Journey history as open data, and cooperation with developers

Last April, I blogged about Chromaroma and its use of Oyster journey data from Transport for London. Since then, I've continued to hold up Chromaroma as one of the best examples of what can be done with journey data, in spite of a lack of cooperation from the transit authority.

When I first covered Chromaroma, I pointed out that they were screen-scraping the Transport for London site in order to retrieve Oyster journey histories, and I discussed some potential options for avoiding what is an inherently inelegant process, including the use of OAuth for authentication, and the definition of a common format for journey history data interchange.

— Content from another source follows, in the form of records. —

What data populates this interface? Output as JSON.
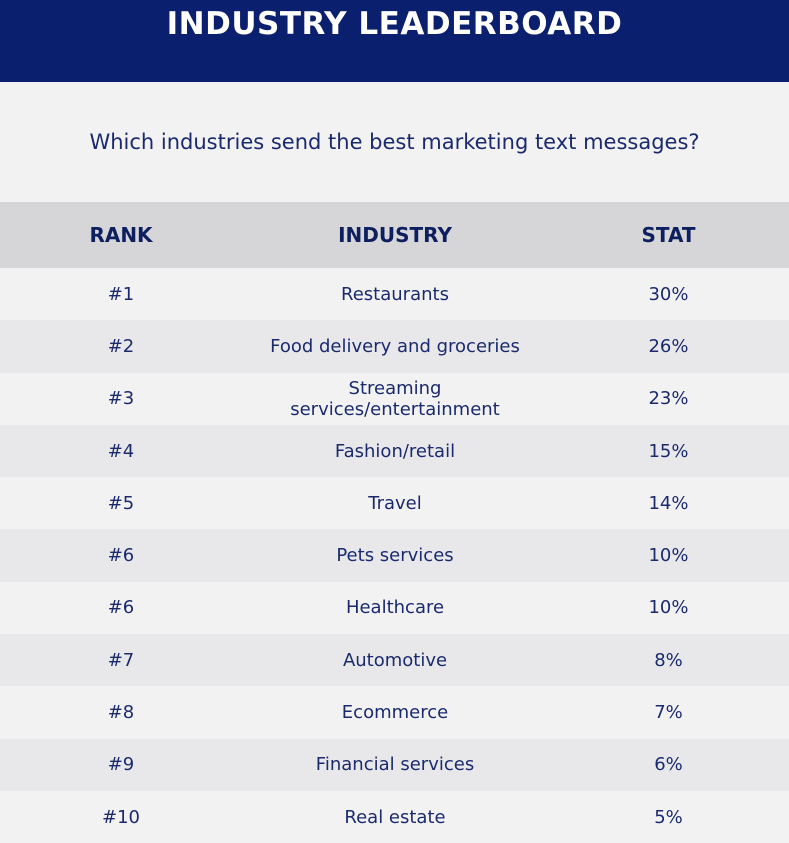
{
  "header": {
    "title": "INDUSTRY LEADERBOARD",
    "subtitle": "Which industries send the best marketing text messages?"
  },
  "table": {
    "columns": [
      "RANK",
      "INDUSTRY",
      "STAT"
    ],
    "rows": [
      {
        "rank": "#1",
        "industry": "Restaurants",
        "stat": "30%"
      },
      {
        "rank": "#2",
        "industry": "Food delivery and groceries",
        "stat": "26%"
      },
      {
        "rank": "#3",
        "industry": "Streaming services/entertainment",
        "stat": "23%"
      },
      {
        "rank": "#4",
        "industry": "Fashion/retail",
        "stat": "15%"
      },
      {
        "rank": "#5",
        "industry": "Travel",
        "stat": "14%"
      },
      {
        "rank": "#6",
        "industry": "Pets services",
        "stat": "10%"
      },
      {
        "rank": "#6",
        "industry": "Healthcare",
        "stat": "10%"
      },
      {
        "rank": "#7",
        "industry": "Automotive",
        "stat": "8%"
      },
      {
        "rank": "#8",
        "industry": "Ecommerce",
        "stat": "7%"
      },
      {
        "rank": "#9",
        "industry": "Financial services",
        "stat": "6%"
      },
      {
        "rank": "#10",
        "industry": "Real estate",
        "stat": "5%"
      }
    ]
  },
  "colors": {
    "banner": "#0a1f6e",
    "text": "#1a2a6c",
    "header_row": "#d6d6d8",
    "row_alt": "#e8e8ea",
    "row_plain": "#f2f2f3"
  }
}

Now that I've proposed the development of a system based on journey data, I'd like to revisit how Chromaroma has been doing.

Since I don't actually live in London, I'm a bit out of the loop, and this is actually old news. In August 2011, and with no notice to developers, Transport for London re-designed the Oyster online interface. This had the immediate effect of breaking the processes Chromaroma used to fetch users' journey histories.

Chromaroma's official blog post on the matter is a depressing story:

The marketing department, the press department and the teams in charge of behavioural change all get it — and they see the value. Sadly, there are still TfL departments that seem unwilling to get it. More importantly, there are individuals who don’t seem to see the world they are operating in, and it appears it is these people who are pulling the strings.

Influential people within the organisation seem opposed to innovation, Open Data, and working with external developers. Despite all the talk of open data and new ideas, there is still an overriding attitude of not taking risks or deviating from the status quo. The general concerns are only of cost, and not those of the future. Or the consumer.

Our favourite TfL quote has to be “Who wants to play games? In this age of austerity, no one wants to play games. I can’t see any value in this type of website.”

The post goes on to describe how the developers had offered to pay for the development of an OAuth-enabled interface for the data, or provide an interface so that users could at least extract their own journey histories from the system (presumably in a machine-readable format).

While many transit agencies have been quick to adopt GTFS and offer their schedule information online, progress has been much slower on other forms of data, like performance statistics and journey history. In large part, this seems to be due to the effort involved—agencies already using common software for scheduling (like Trapeze or HASTUS) can easily export their schedule data to GTFS, whereas offering an entirely new data feed involves considerably more development effort.

Of course, whenever you are screen-scraping, as Chromaroma is, you run the risk that the Web site you're scraping might change in some way that breaks your software. So I'd like to make clear that I don't take issue with Transport for London changing the design of the Oyster site. On the contrary, my concern is with TfL's refusal to work with the Chromaroma developers in any meaningful way, even when they offered to pay for improvements to TfL's systems.

Some transit agencies, including New York's MTA, engage in spirited discussions with developers, continuously working to improve the data they provide, knowing that better data translates directly to more satisfied riders. Regrettably, it seems that many other agencies have yet to learn that lesson.